Relevance: Cradle to Cradle

by William McDonough and Michael Braungart

     As the quotes show, Cradle to Cradle is both a remarkable call to action and a roadmap that shows how to proceed. While the arguments presented are powerful, the book's most powerful aspect for me was the actual, physical book itself--how it was a manifestion of the need to rework an entire process in which a need--in this case to create a book--is met in a fully sustainable way. Cradle to Cradle allows readers can hold in their hands a credible and satisfying solution to the question of how can we do something old in a new, fully sustainable way.

     Windward is undertaking to do practical research into the question of how to do that in enough ways that we're able to create a critical mass of sustainability--one key to achieving that goal lies in having clear principles that allow us to look at the various options and sort out the ones that lead to sustainable outcomes from the ones that trade one dependency for another. Cradle to Cradle offers a clear standard to follow by making the case that it's not enough to make a bad system less bad; rather, that we need to find ways to transition to a system in which all outputs serve as inputs for other activities that create value and fulfill our needs.

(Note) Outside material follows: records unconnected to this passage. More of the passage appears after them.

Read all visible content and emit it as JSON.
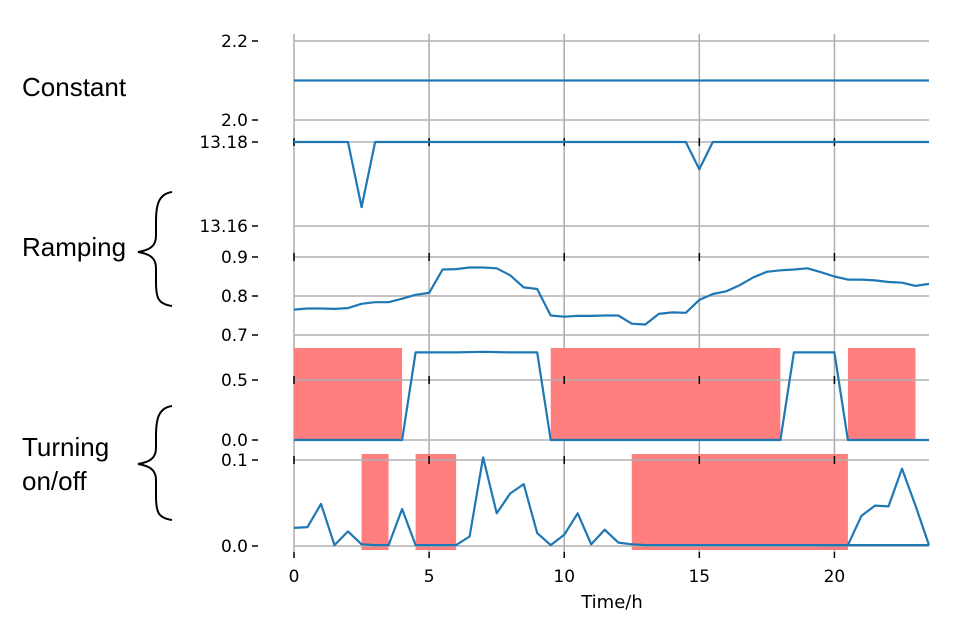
{
  "side_labels": {
    "constant": "Constant",
    "ramping": "Ramping",
    "turning_line1": "Turning",
    "turning_line2": "on/off"
  },
  "colors": {
    "line": "#1f77b4",
    "shade": "#ff7f7f",
    "grid": "#b0b0b0"
  },
  "chart_data": [
    {
      "type": "line",
      "name": "panel-constant",
      "ylim": [
        2.0,
        2.2
      ],
      "yticks": [
        "2.0",
        "2.2"
      ],
      "x": [
        0,
        23.5
      ],
      "values": [
        2.1,
        2.1
      ]
    },
    {
      "type": "line",
      "name": "panel-ramping-1",
      "ylim": [
        13.16,
        13.18
      ],
      "yticks": [
        "13.16",
        "13.18"
      ],
      "x": [
        0,
        2,
        2.5,
        3,
        14.5,
        15,
        15.5,
        23.5
      ],
      "values": [
        13.18,
        13.18,
        13.1645,
        13.18,
        13.18,
        13.1735,
        13.18,
        13.18
      ]
    },
    {
      "type": "line",
      "name": "panel-ramping-2",
      "ylim": [
        0.7,
        0.9
      ],
      "yticks": [
        "0.7",
        "0.8",
        "0.9"
      ],
      "x": [
        0,
        0.5,
        1,
        1.5,
        2,
        2.5,
        3,
        3.5,
        4,
        4.5,
        5,
        5.5,
        6,
        6.5,
        7,
        7.5,
        8,
        8.5,
        9,
        9.5,
        10,
        10.5,
        11,
        11.5,
        12,
        12.5,
        13,
        13.5,
        14,
        14.5,
        15,
        15.5,
        16,
        16.5,
        17,
        17.5,
        18,
        18.5,
        19,
        19.5,
        20,
        20.5,
        21,
        21.5,
        22,
        22.5,
        23,
        23.5
      ],
      "values": [
        0.765,
        0.768,
        0.768,
        0.767,
        0.769,
        0.78,
        0.784,
        0.784,
        0.793,
        0.803,
        0.808,
        0.868,
        0.869,
        0.873,
        0.873,
        0.871,
        0.853,
        0.822,
        0.818,
        0.75,
        0.747,
        0.749,
        0.749,
        0.75,
        0.75,
        0.729,
        0.727,
        0.754,
        0.758,
        0.757,
        0.79,
        0.805,
        0.812,
        0.828,
        0.848,
        0.862,
        0.866,
        0.868,
        0.871,
        0.861,
        0.85,
        0.842,
        0.842,
        0.84,
        0.836,
        0.834,
        0.826,
        0.831
      ]
    },
    {
      "type": "line",
      "name": "panel-turning-1",
      "ylim": [
        0.0,
        0.8
      ],
      "yticks": [
        "0.0",
        "0.5"
      ],
      "x": [
        0,
        3,
        4,
        4.5,
        5,
        6,
        7,
        8,
        9,
        9.5,
        12,
        15,
        17,
        18,
        18.5,
        19,
        20,
        20.5,
        21,
        23.5
      ],
      "values": [
        0.0,
        0.0,
        0.0,
        0.73,
        0.73,
        0.73,
        0.735,
        0.73,
        0.73,
        0.0,
        0.0,
        0.0,
        0.0,
        0.0,
        0.73,
        0.73,
        0.73,
        0.0,
        0.0,
        0.0
      ],
      "shaded": [
        [
          0,
          4
        ],
        [
          9.5,
          18
        ],
        [
          20.5,
          23
        ]
      ]
    },
    {
      "type": "line",
      "name": "panel-turning-2",
      "ylim": [
        0.0,
        0.1
      ],
      "yticks": [
        "0.0",
        "0.1"
      ],
      "x": [
        0,
        0.5,
        1,
        1.5,
        2,
        2.5,
        3,
        3.5,
        4,
        4.5,
        5,
        5.5,
        6,
        6.5,
        7,
        7.5,
        8,
        8.5,
        9,
        9.5,
        10,
        10.5,
        11,
        11.5,
        12,
        12.5,
        13,
        23.5
      ],
      "values": [
        0.021,
        0.022,
        0.049,
        0.001,
        0.017,
        0.002,
        0.001,
        0.001,
        0.043,
        0.001,
        0.001,
        0.001,
        0.001,
        0.011,
        0.103,
        0.038,
        0.061,
        0.072,
        0.015,
        0.001,
        0.013,
        0.038,
        0.002,
        0.019,
        0.004,
        0.002,
        0.001,
        0.001
      ],
      "tail_x": [
        19.5,
        20,
        20.5,
        21,
        21.5,
        22,
        22.5,
        23,
        23.5
      ],
      "tail_values": [
        0.001,
        0.001,
        0.001,
        0.035,
        0.047,
        0.046,
        0.09,
        0.047,
        0.001
      ],
      "shaded": [
        [
          2.5,
          3.5
        ],
        [
          4.5,
          6
        ],
        [
          12.5,
          20.5
        ]
      ]
    }
  ],
  "xaxis": {
    "xlim": [
      0,
      23.5
    ],
    "ticks": [
      0,
      5,
      10,
      15,
      20
    ],
    "tick_labels": [
      "0",
      "5",
      "10",
      "15",
      "20"
    ],
    "label": "Time/h"
  }
}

     Like any other serious enterprise, Windward started out with a high degree of dependency on the economic system in which it took root. Over the years since then, we've undertaken to wean the organization off that dependency, and to a large extent we've been successful in accomplishing that goal, or at the least in developing the resources needed to break that dependency if the need for that degree of rigour should present itself in the future.

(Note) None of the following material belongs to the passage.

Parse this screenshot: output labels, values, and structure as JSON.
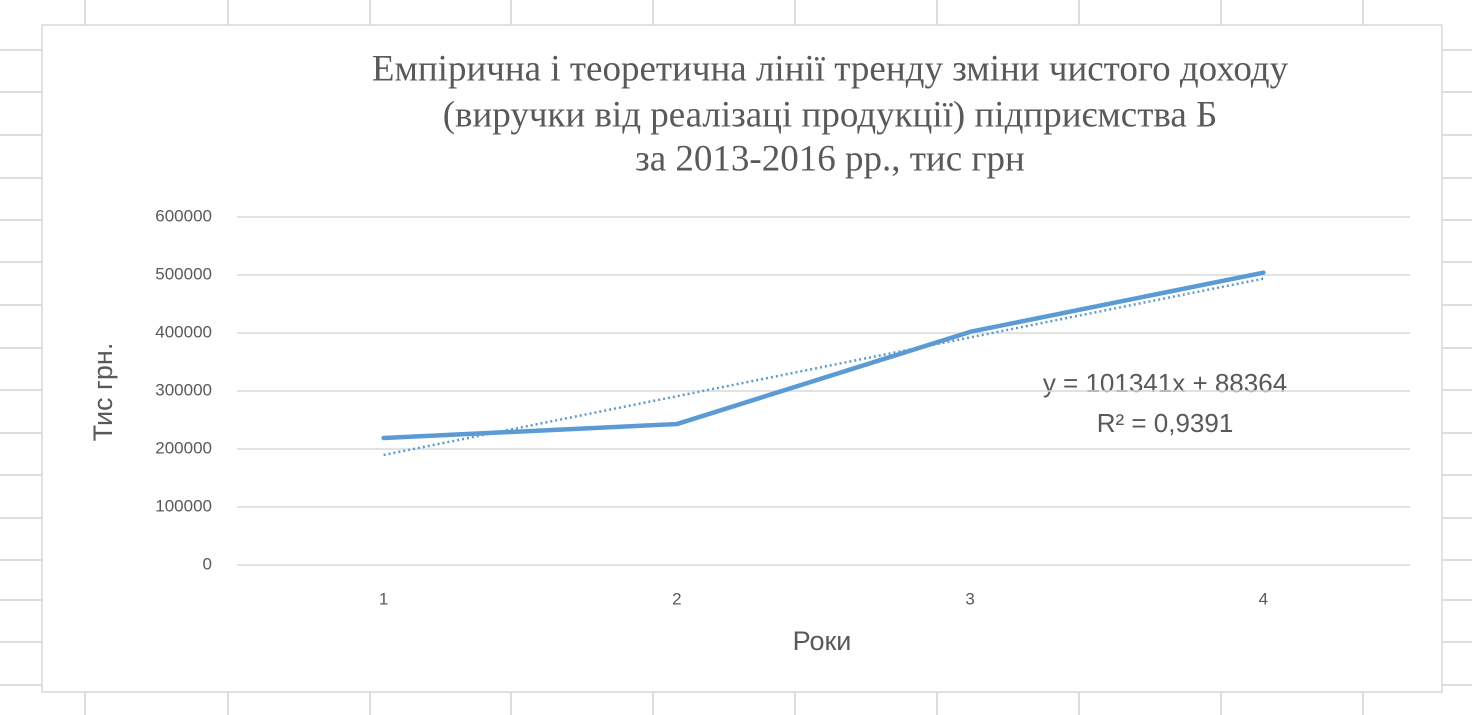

     For example, we use a gasoline powered chainsaw and hydraulic wood splitter to process dead trees into firewood because that's the most epiditious way to proceed for now. If the "Crude Awakening" come to pass and gasoline became relatively unavailable and we couldn't get the parts needed to convert an engine over to methanol, we have "fall back technology" in reserve such as the two-person trunk saw pictured below.

  


     It's worth noting that a hundred years ago, that type of saw was often called "a misery stick," which should give you an idea why the relative cost of gasoline would have to increase many fold before we would feel compelled to switch over to doing it the old way full time. Still, there's a comfort in knowing that we have the option should the need arise.

     And indeed, if we had to we even have the tools needed to take a leaf spring off a car and forge another saw blade, so we're okay for now with using the most efficient current technology as we transition ourselves to cradle-to-cradle solutions such as earth-sheltering and the use of geothermal heat to maintain occupancy temps without using a lot of firewood.